I have had my best striper fishing so far in sandbars around the harbor, as well as way upriver. I have managed two fish at or over 30 inches, and many more small schoolies. This time of year I fish strictly artificials. My go-to lures include Slug-O’s, swimmers including jointed Rapalas, Yo-Zuri Crystal minnows, Bombers, and my favorite: topwater. The topwater bite is hit or miss. The fish are just starting to get aggressive enough to hit topwater lures as the water temperature increases. My favorite topwater lures are the Gibbs Polaris Poppers, Smack-It’s, and various type of spook-lures.

early spring spot
Foggy morning bass, April 28th

Things to Focus On
The fishing this time of year is also very inconsistent.
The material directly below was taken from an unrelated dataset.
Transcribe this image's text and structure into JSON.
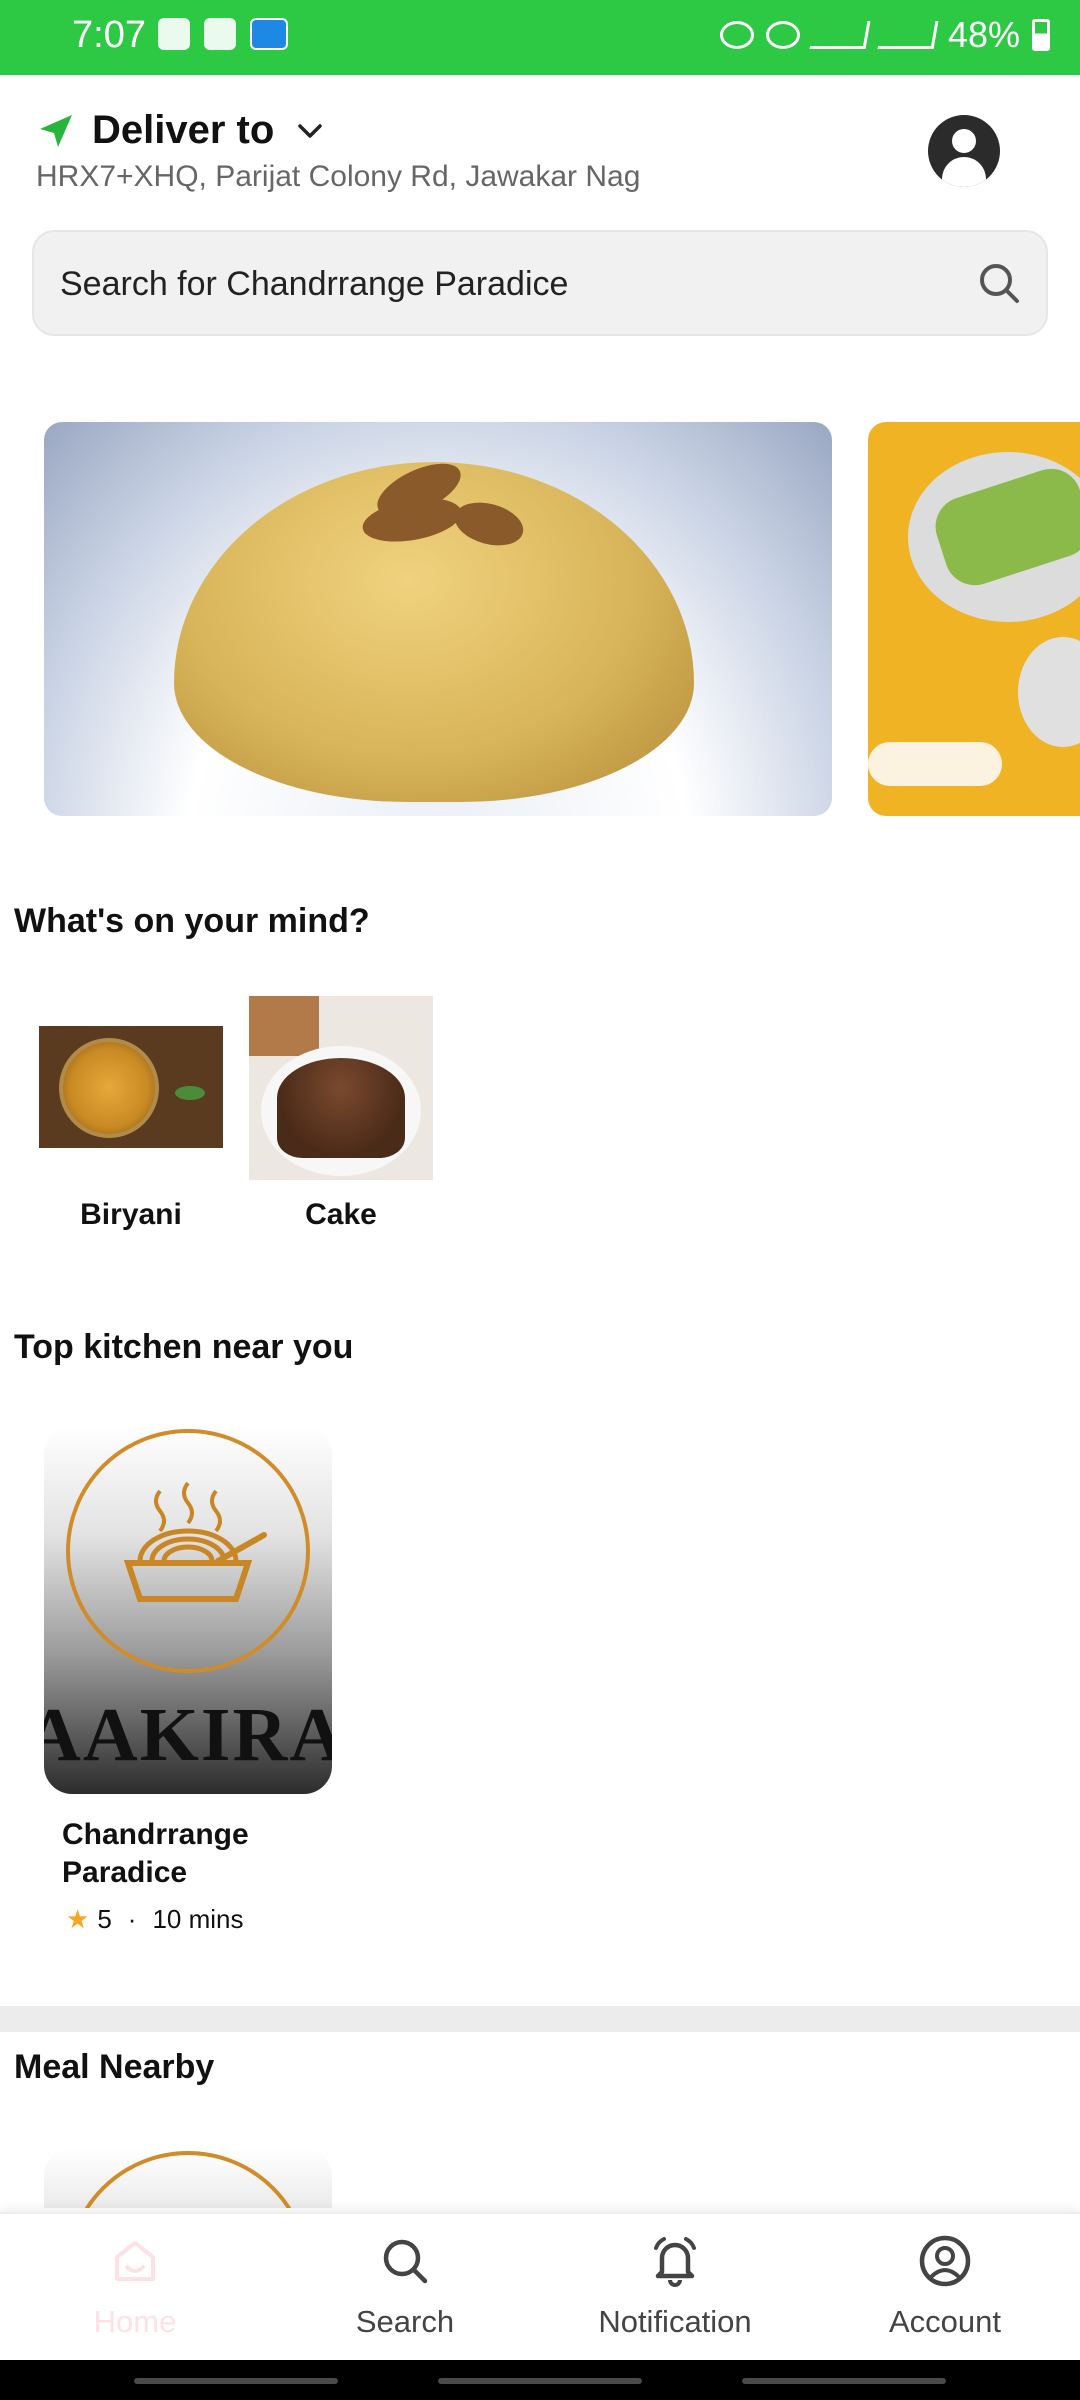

This is due, in my eyes, to the fluctuation of bait, and water temperatures. As I motored around the harbor this weekend, temperatures ranged from 50-60 degrees, which is a big jump. 50 degrees is generally known as the minimum temperature for stripers to be actively feeding. Which points to the importance of water temperature this time of year. An outgoing tide, and mud flats/sandbars will hold much warmer temperatures. The inside of the islands will also be a lot warmer. If you are on a boat and have a fishfinder with temperature, take a look from time to time. Also, get out there when the weather Is nice and hot. While it is really key to get out early or late in the summer, you will be able to fish successfully in the middle of the day this time of year.

early spring selection
Artificial Selection for Smaller Bait Imitation

Now onto the bait side. A few weeks ago, the Norwalk River was packed with adult bunker from the east bank to the west bank, and now there are none to be found. There was some really good fishing then. The presence of this bait will really turn things on. If you find big bait in your vicinity, not even in your specific spot, there are good chances you could land some big fish, and I would make the extra effort to get out there. This isn’t to say that you shouldn’t go out if you don’t see bait. If fact, a really good fisherman I know once told me you should fish in the spots that aren’t loaded with bait. Reason being-fish are a lot more aggressive when they don’t have many options. When the water is teeming with bait, it’s going to be hard to entice a bite.